Anybody like to lay odds on Google ending up buying one of these (Feedly?)) alternative services in a year or two when they see the eyeballs it has got LOL

Reply Score: 1

Comment by v_bobok
by v_bobok on Thu 14th Mar 2013 19:39 UTC
v_bobok
Member since:
2008-08-01

*luke skywalker mode*
NOOOOOOOOOOOOOOOO

Reply Score: 1

This may be at least a partial solution
by Serenak on Thu 14th Mar 2013 20:55 UTC
Serenak
Member since:
2006-01-11

I found this http://1kpl.us via the comments on /.

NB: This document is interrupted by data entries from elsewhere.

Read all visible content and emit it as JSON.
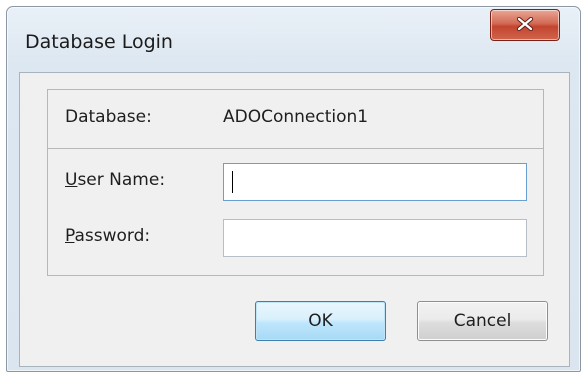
{
  "window": {
    "title": "Database Login",
    "close_icon": "close-x-icon"
  },
  "form": {
    "database_label": "Database:",
    "database_value": "ADOConnection1",
    "user_name_label_mnemonic": "U",
    "user_name_label_rest": "ser Name:",
    "user_name_value": "",
    "password_label_mnemonic": "P",
    "password_label_rest": "assword:",
    "password_value": ""
  },
  "buttons": {
    "ok_label": "OK",
    "cancel_label": "Cancel"
  },
  "colors": {
    "close_button": "#c3452f",
    "ok_button": "#bee6fd",
    "focus_border": "#6a9fd4"
  }
}
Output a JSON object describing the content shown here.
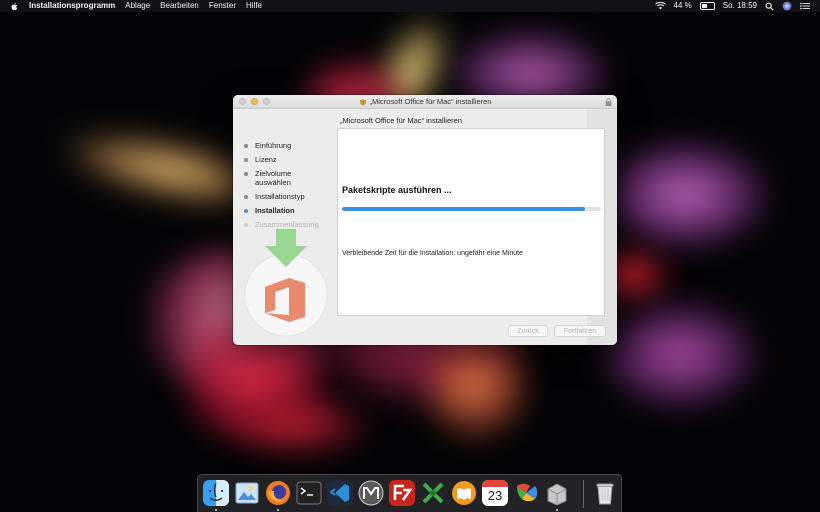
{
  "menubar": {
    "app_name": "Installationsprogramm",
    "menus": [
      "Ablage",
      "Bearbeiten",
      "Fenster",
      "Hilfe"
    ],
    "battery_percent": "44 %",
    "battery_level": 0.44,
    "clock": "So. 18:59"
  },
  "window": {
    "title": "„Microsoft Office für Mac“ installieren",
    "heading": "„Microsoft Office für Mac“ installieren",
    "steps": [
      {
        "label": "Einführung",
        "state": "done"
      },
      {
        "label": "Lizenz",
        "state": "done"
      },
      {
        "label": "Zielvolume auswählen",
        "state": "done"
      },
      {
        "label": "Installationstyp",
        "state": "done"
      },
      {
        "label": "Installation",
        "state": "active"
      },
      {
        "label": "Zusammenfassung",
        "state": "future"
      }
    ],
    "status": "Paketskripte ausführen ...",
    "progress": 0.94,
    "remaining_time": "Verbleibende Zeit für die Installation: ungefähr eine Minute",
    "back_button": "Zurück",
    "next_button": "Fortfahren"
  },
  "dock": {
    "apps": [
      "finder",
      "preview",
      "firefox",
      "terminal",
      "visual-studio-code",
      "macdown",
      "filezilla",
      "xcode-tools",
      "ibooks",
      "calendar",
      "photo-app",
      "installer",
      "trash"
    ],
    "calendar_day": "23",
    "running": [
      "finder",
      "firefox",
      "installer"
    ]
  },
  "colors": {
    "accent_blue": "#3d8fe0",
    "office_orange": "#e8633a",
    "download_green": "#8ed486"
  }
}
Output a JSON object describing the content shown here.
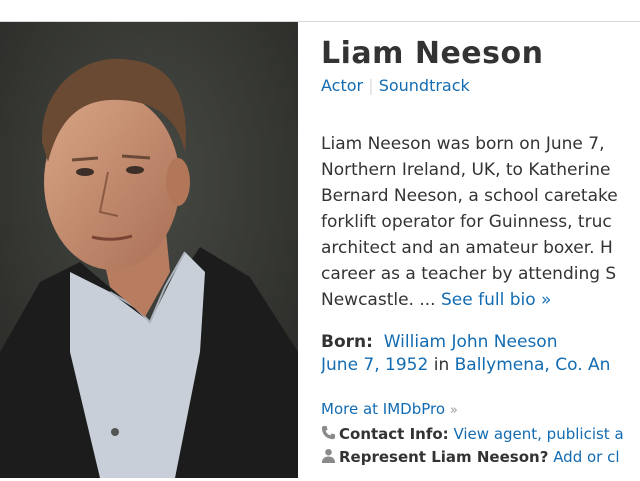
{
  "person": {
    "name": "Liam Neeson",
    "job_actor": "Actor",
    "job_separator": "|",
    "job_soundtrack": "Soundtrack"
  },
  "bio": {
    "line1": "Liam Neeson was born on June 7,",
    "line2": "Northern Ireland, UK, to Katherine",
    "line3": "Bernard Neeson, a school caretake",
    "line4": "forklift operator for Guinness, truc",
    "line5": "architect and an amateur boxer. H",
    "line6": "career as a teacher by attending S",
    "line7_text": "Newcastle. ... ",
    "see_full_bio": "See full bio »"
  },
  "born": {
    "label": "Born:",
    "birth_name": "William John Neeson",
    "birth_date": "June 7, 1952",
    "in_word": "in",
    "place": "Ballymena, Co. An"
  },
  "more": {
    "label": "More at IMDbPro",
    "chevron": "»"
  },
  "contact": {
    "icon": "phone-icon",
    "label": "Contact Info:",
    "link": "View agent, publicist a"
  },
  "represent": {
    "icon": "person-icon",
    "label": "Represent Liam Neeson?",
    "link": "Add or cl"
  }
}
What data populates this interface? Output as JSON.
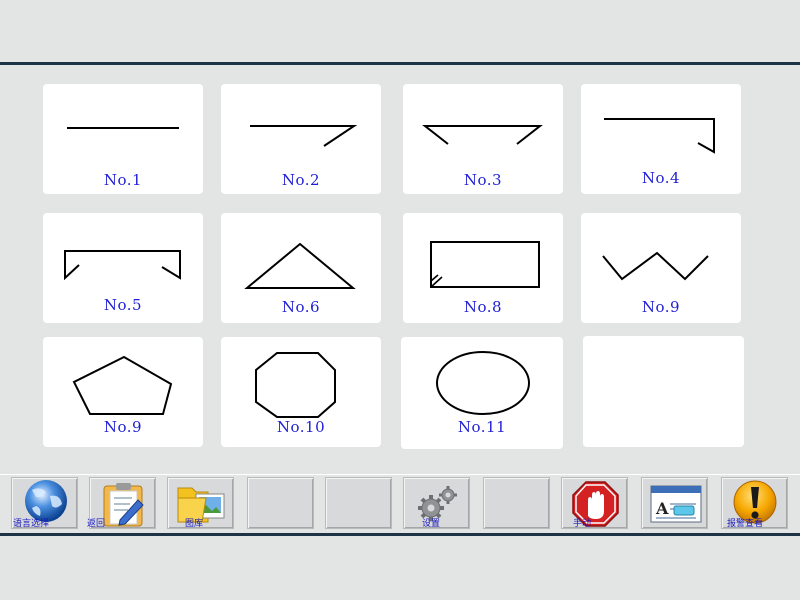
{
  "shapes": [
    {
      "label": "No.1"
    },
    {
      "label": "No.2"
    },
    {
      "label": "No.3"
    },
    {
      "label": "No.4"
    },
    {
      "label": "No.5"
    },
    {
      "label": "No.6"
    },
    {
      "label": "No.8"
    },
    {
      "label": "No.9"
    },
    {
      "label": "No.9"
    },
    {
      "label": "No.10"
    },
    {
      "label": "No.11"
    }
  ],
  "toolbar": {
    "language": "语言选择",
    "back": "返回",
    "gallery": "图库",
    "settings": "设置",
    "manual": "手动",
    "alarm": "报警查看"
  },
  "colors": {
    "label": "#1f1fd6",
    "frame_bar": "#1f3346",
    "background": "#e3e4e4"
  }
}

It isn't perfect, and the author says as much - and allow for the fact the site is getting hit hard at the moment as slash dotters (and Reddit readers (it got a mention or so there too) pile on over to take a look).

Reply Score: 1

Brief for Firefox
by MeinNick on Thu 14th Mar 2013 21:19 UTC
MeinNick
Member since:
2013-03-14

You should check out Brief extension for firefox.
For me it has always been better than google reader, much more enjoyable than feedly (Like the simple but essential (for me) ability to hide read posts...)

Reply Score: 1

Subsequent end of FeedDemon too
by otrov on Thu 14th Mar 2013 22:46 UTC
otrov
Member since:
2012-06-02

http://nick.typepad.com/blog/2013/03/the-end-of-feeddemon.html

Such a bad move, I thought it's April fools'

PS. There is also petition: https://www.change.org/petitions/google-keep-google-reader-running going on, which I paste from slashdot

You can at least vote

Edited 2013-03-14 22:54 UTC

Reply Score: 1

ustart.org
by pepa on Fri 15th Mar 2013 01:07 UTC
pepa
Member since:
2005-07-08

I was using Netvibes.com but I switched to uStart.org -- worth checking out, it can also import your settings.

Reply Score: 2

Is vp8 still free 'libre' open?
by dionicio on Fri 15th Mar 2013 21:15 UTC
dionicio
Member since:
2006-07-12

Is vp8 still free 'libre' open? and patented?